Garder le respect pour tout ce qui est sacré – personnes et choses – ne signifie pas justifier les faiblesses et les dysfonctionnements. Cela signifie tout simplement aimer l’Eglise comme Notre-Seigneur l’aime : pour ce qu’elle est, et pour ce qui, en elle, continue à sanctifier et à sauver les âmes, malgré les défauts trop humains de ses membres, et malgré les efforts de ses ennemis pour entraver son œuvre. Il s’agit là d’un point extrêmement important et délicat, sur lequel un père de famille doit toujours veiller et s’examiner lui-même.
Bien entendu, respecter tout ce qui est sacré ne signifie pas non plus s’abstenir simplement de le critiquer ou de le mépriser ; il s’agit pour un père de famille de montrer positivement une obéissance inconditionnelle, joyeuse et sincère aux lois de Dieu et de l’Eglise, écho fidèle de Notre-Seigneur obéissant toujours et en tout à son Père. Bien plus : il s’agit pour lui non seulement d’en donner l’exemple, mais d’arriver à y entraîner paternellement les autres membres de sa famille. Son autorité lui est confiée dans ce but : faire respecter l’ordre sacré établi par Dieu, avec une douce intransigeance, ayant la conscience de se montrer ainsi à la hauteur de la mission dont il est investi.
Le dévouement
Enfin, l’amour vrai conduit au dévouement. Au sens plénier et chrétien du terme, le dévouement signifie quelque chose de bien précis : le don de soi. C’est à cela qu’il conduit. Encore une fois, c’est d’abord vis-à-vis de son épouse qu’un père de famille est censé montrer cette générosité. Il ne calcule pas, il se dévoue volontiers auprès de celle qui lui est confiée, il accepte généreusement ses limites, ses défauts, ses faiblesses, sans tomber dans l’amertume et les récriminations. Rien dans la vie familiale ne le pousse à la déception car tout est accepté et vécu comme un don de Dieu. Amour et égoïsme sont deux termes radicalement opposés. Là encore, Notre-Seigneur est l’exemple parfait de l’Epoux qui, le premier, a aimé l’Eglise, sans aucun calcul et sans autre but que de la purifier, de l’enrichir moralement et de la sauver.
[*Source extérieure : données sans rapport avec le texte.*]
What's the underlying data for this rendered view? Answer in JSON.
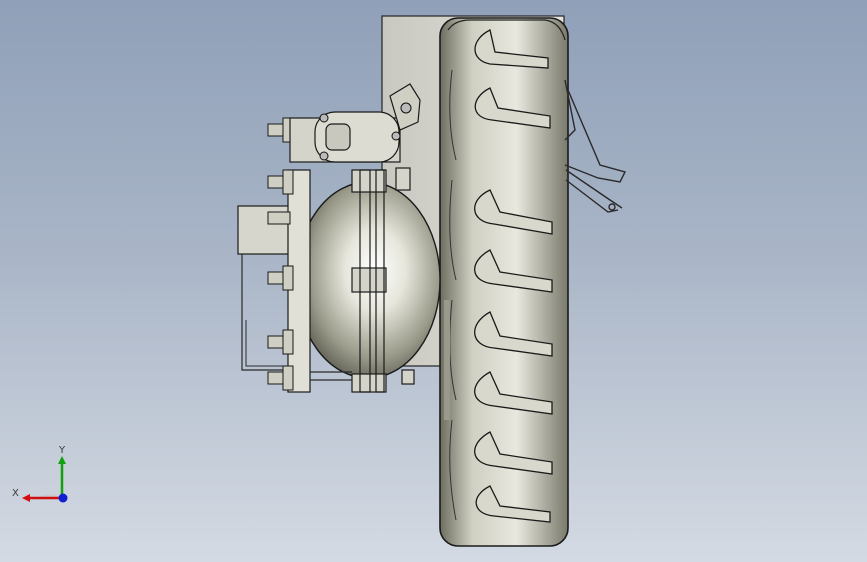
{
  "viewport": {
    "background_top": "#8fa0b8",
    "background_bottom": "#d4dae3"
  },
  "triad": {
    "x_label": "X",
    "y_label": "Y",
    "x_color": "#d01010",
    "y_color": "#10a010",
    "z_color": "#1020d0"
  },
  "model": {
    "tire_color": "#bcbcaa",
    "hub_color": "#d9d9cc",
    "outline_color": "#1a1a1a"
  }
}
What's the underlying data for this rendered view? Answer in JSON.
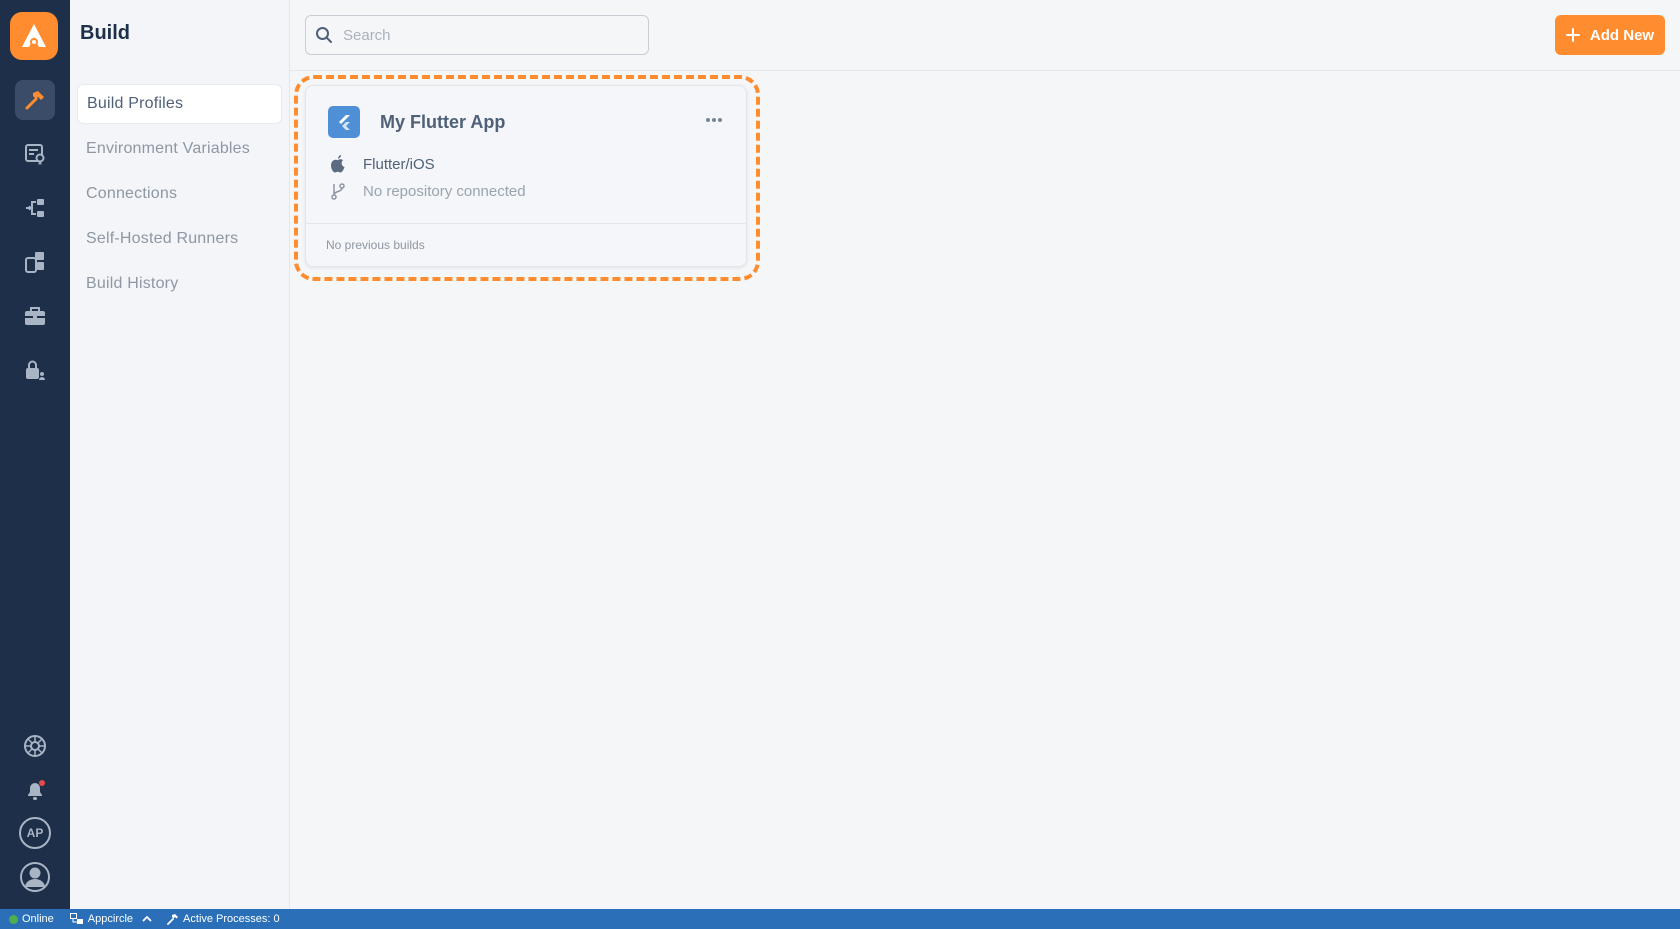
{
  "app": {
    "logo": "appcircle-logo"
  },
  "rail": {
    "items": [
      {
        "icon": "hammer-icon",
        "active": true
      },
      {
        "icon": "signing-identities-icon"
      },
      {
        "icon": "distribution-icon"
      },
      {
        "icon": "testing-distribution-icon"
      },
      {
        "icon": "enterprise-store-icon"
      },
      {
        "icon": "publish-icon"
      }
    ],
    "bottom": [
      {
        "icon": "settings-icon"
      },
      {
        "icon": "notifications-icon"
      },
      {
        "label": "AP"
      },
      {
        "icon": "user-avatar-icon"
      }
    ],
    "avatar_initials": "AP"
  },
  "sidebar": {
    "title": "Build",
    "items": [
      {
        "label": "Build Profiles",
        "active": true
      },
      {
        "label": "Environment Variables"
      },
      {
        "label": "Connections"
      },
      {
        "label": "Self-Hosted Runners"
      },
      {
        "label": "Build History"
      }
    ]
  },
  "topbar": {
    "search_placeholder": "Search",
    "add_button_label": "Add New"
  },
  "card": {
    "app_name": "My Flutter App",
    "platform": "Flutter/iOS",
    "repository": "No repository connected",
    "footer": "No previous builds"
  },
  "statusbar": {
    "online": "Online",
    "organization": "Appcircle",
    "processes": "Active Processes: 0"
  },
  "colors": {
    "accent": "#ff8c2f",
    "rail": "#1e2f4a",
    "statusbar": "#2a6fb8",
    "online": "#4caf50",
    "notification_dot": "#e84a4a"
  }
}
Dans la vie de tous les jours, ce dévouement va revêtir mille formes différentes selon des circonstances extrêmement variées, mais toujours au nom de la même charité.
Il va de soi que ce dévouement du père de famille doit se traduire notamment dans les actes découlant de la vertu de religion, à l’intérieur et à l’extérieur de la famille. Les applications sont multiples et nous voudrions en souligner une en particulier : c’est la prière commune en famille. Trop souvent, celle-ci est négligée. Trop souvent, elle est considérée comme étant d’abord la tâche de la mère, à laquelle les autres membres de la famille s’associent. Cela est faux et constitue un manquement grave pour un père de famille. Il n’y a rien de plus nécessaire et de plus frappant pour un enfant que de voir son père rentrer du travail et se mettre à genoux au milieu de ses enfants avec son chapelet entre les mains. De façon naturelle, il sera poussé à suivre son exemple pendant toute sa vie, surtout au milieu des épreuves et dans les moments de fatigue. Si Dieu l’appelle, il sera prêt à répondre.
L’esprit de sacrifice
On ne peut pas persévérer quotidiennement dans la prière en famille sans un véritable esprit de sacrifice. Le soir, tout le monde a encore quelque chose à faire et est fatigué, sauf peut-être les tout-petits qui ne savent pas encore vraiment prier, mais qui courent partout jusqu’au moment du coucher. Chez un bon père, l’esprit de sacrifice l’emporte. Il aime trop son épouse, ses enfants, son Dieu, pour se laisser aller. Il n’accepte pas de baisser les bras.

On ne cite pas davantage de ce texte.